A study showed, in the HCWs, an incidence of LTBI at 4 years of 15.5%.[21] In countries with low incomes, annual mean incidence of LTBI is 5.8% in HCWs (range 0%–11%) whereas in those countries with the higher income it was 1.1% (0.2%–12%).[22] This variability can be due to a different level of exposure to patients with TB, which is estimated by the number of patients with TB admitted each year in each hospital, and by the existence or not of proper control measures in each institution.

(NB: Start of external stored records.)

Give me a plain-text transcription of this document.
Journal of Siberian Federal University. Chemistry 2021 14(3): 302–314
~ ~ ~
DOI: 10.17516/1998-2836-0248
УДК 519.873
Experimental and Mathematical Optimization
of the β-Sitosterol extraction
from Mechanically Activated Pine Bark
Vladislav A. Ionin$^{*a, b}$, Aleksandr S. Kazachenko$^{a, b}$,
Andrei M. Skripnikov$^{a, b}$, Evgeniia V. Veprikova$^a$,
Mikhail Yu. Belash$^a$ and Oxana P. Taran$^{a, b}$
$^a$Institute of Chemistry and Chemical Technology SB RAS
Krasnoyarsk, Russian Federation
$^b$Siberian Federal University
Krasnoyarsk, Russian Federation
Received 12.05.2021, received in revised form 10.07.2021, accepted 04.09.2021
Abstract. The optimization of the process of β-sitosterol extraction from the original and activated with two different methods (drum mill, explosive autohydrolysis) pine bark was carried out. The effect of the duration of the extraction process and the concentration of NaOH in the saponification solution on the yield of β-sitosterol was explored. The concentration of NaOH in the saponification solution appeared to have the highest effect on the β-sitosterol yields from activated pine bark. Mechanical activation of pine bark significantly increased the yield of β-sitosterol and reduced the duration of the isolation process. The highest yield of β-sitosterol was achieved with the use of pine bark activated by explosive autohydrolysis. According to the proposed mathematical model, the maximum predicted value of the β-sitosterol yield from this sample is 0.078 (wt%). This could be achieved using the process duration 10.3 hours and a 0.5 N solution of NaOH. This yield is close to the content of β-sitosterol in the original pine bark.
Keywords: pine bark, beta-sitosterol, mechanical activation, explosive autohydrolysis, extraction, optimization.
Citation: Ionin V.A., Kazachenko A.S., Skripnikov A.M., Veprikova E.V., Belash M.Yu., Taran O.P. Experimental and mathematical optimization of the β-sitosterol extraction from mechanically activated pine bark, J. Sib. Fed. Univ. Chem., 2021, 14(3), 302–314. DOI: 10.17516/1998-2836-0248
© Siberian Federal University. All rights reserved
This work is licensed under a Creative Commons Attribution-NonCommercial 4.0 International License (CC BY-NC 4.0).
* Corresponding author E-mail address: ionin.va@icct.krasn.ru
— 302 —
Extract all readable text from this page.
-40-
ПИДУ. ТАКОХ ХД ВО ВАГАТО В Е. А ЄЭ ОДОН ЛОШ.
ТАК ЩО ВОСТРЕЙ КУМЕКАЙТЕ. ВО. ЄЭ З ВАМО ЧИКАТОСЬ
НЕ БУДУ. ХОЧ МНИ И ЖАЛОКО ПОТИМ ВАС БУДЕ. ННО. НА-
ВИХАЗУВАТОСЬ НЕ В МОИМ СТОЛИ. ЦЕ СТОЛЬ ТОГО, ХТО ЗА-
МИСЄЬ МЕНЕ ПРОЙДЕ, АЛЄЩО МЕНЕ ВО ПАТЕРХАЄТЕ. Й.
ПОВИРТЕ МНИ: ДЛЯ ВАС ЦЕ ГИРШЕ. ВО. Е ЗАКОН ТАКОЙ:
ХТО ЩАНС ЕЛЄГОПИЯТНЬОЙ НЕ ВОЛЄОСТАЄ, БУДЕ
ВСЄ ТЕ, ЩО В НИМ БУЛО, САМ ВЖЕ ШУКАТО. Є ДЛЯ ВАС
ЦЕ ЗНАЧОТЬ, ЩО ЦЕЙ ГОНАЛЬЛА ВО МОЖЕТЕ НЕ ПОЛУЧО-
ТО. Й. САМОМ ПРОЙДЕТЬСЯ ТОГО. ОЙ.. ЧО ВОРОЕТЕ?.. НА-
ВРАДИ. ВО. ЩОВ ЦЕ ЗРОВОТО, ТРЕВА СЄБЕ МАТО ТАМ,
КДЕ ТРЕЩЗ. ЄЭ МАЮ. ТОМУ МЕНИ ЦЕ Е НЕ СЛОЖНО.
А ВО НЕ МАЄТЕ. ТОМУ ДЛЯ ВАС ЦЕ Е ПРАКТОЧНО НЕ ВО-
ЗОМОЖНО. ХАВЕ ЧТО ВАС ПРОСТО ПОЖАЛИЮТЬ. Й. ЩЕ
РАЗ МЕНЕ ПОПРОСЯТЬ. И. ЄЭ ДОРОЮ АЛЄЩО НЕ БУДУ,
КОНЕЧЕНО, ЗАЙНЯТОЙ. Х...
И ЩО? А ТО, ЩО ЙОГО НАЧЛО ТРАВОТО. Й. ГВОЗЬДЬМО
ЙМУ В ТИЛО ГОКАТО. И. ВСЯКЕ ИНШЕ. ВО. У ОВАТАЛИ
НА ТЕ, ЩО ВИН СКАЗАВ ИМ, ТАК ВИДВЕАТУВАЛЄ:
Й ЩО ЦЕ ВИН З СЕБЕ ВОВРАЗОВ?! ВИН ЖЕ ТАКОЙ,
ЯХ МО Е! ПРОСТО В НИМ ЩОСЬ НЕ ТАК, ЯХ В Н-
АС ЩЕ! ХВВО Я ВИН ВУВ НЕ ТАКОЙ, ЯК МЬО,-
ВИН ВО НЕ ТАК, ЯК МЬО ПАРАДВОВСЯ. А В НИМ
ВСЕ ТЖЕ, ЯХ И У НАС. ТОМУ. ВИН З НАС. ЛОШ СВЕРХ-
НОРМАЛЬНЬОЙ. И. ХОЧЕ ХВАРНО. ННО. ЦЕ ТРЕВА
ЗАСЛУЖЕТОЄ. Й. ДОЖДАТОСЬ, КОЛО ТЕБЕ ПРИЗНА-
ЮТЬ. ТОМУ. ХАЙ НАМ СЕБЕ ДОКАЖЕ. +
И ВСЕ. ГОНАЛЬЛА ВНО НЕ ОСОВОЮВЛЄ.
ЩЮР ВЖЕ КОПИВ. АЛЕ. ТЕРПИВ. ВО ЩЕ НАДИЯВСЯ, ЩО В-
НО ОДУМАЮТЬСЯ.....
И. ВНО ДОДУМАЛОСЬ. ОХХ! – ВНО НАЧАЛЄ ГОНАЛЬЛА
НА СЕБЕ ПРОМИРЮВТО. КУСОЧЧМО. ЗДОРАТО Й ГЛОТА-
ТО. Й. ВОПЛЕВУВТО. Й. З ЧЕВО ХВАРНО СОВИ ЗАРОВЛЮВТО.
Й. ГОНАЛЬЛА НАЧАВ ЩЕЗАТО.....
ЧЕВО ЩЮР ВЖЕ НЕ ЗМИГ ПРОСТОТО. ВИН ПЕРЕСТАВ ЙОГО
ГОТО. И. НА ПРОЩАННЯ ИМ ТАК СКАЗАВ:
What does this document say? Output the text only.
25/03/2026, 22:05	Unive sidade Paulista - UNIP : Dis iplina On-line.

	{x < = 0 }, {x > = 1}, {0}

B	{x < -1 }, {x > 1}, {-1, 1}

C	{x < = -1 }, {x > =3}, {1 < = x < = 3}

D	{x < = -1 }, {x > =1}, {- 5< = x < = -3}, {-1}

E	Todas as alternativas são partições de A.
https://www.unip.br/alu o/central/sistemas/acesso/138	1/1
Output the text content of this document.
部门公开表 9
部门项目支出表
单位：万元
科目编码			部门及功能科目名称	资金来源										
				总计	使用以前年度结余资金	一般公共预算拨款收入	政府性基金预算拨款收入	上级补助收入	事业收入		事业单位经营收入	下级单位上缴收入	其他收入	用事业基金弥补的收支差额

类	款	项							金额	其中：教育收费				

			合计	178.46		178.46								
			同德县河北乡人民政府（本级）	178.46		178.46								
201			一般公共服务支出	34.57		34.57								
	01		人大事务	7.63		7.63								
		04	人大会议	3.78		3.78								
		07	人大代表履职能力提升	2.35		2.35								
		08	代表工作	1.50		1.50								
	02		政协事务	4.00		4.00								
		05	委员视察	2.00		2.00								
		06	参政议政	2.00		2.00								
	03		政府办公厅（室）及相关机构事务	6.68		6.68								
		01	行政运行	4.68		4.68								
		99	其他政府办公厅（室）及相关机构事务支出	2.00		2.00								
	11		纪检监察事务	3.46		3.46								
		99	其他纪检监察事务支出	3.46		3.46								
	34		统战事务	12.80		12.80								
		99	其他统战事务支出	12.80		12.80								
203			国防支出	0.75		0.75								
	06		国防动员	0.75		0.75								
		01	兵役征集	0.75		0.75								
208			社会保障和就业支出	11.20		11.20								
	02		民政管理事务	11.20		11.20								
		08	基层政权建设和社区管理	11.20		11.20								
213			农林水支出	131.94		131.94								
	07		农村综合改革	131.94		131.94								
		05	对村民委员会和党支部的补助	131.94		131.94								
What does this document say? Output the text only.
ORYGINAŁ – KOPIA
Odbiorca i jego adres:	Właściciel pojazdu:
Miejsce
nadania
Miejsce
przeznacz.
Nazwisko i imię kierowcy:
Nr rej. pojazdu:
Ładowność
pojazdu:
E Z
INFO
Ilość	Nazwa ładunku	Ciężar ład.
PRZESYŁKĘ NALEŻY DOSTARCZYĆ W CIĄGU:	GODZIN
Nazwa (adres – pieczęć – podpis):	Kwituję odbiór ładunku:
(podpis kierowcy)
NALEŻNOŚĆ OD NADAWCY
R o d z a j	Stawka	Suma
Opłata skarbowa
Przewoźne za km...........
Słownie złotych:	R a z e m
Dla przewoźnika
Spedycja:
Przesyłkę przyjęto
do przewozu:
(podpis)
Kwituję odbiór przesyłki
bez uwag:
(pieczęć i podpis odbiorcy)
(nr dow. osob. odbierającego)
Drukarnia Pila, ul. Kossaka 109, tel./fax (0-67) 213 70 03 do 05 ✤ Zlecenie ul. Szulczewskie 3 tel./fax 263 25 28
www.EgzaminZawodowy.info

A recent review conducted by Baussano et al. estimated an LTBI rate of 3.8% (95% CI 3.0%–4.6%) for countries with a low TB incidence (<50 cases/100,000 population), and 6.9% (3.4%–10.3%) for countries with intermediate TB incidence (50–100 cases/100,000 population).[23] It was demonstrated that there was a statistically significant relationship between the number of BCG scars and the diameter of TST was significantly higher in HCWs with three BCG scars than HCWs with one scar.[24] Even though according to professions was separated, it was not evaluated the difference between occupations. In this study, it was detected similar results.


  Conclusion Top


The results of TST differ according to their exposure in HCWs. Although incomes of them were not calculated, when the income situation is generally considered, the socioeconomic situation also seems important. We would like to detect baseline TST values in HCWs, to draw attention to TB and LTBI development in cases who had a conversion in their follow-ups, and to emphasize the importance of periodic follow-ups.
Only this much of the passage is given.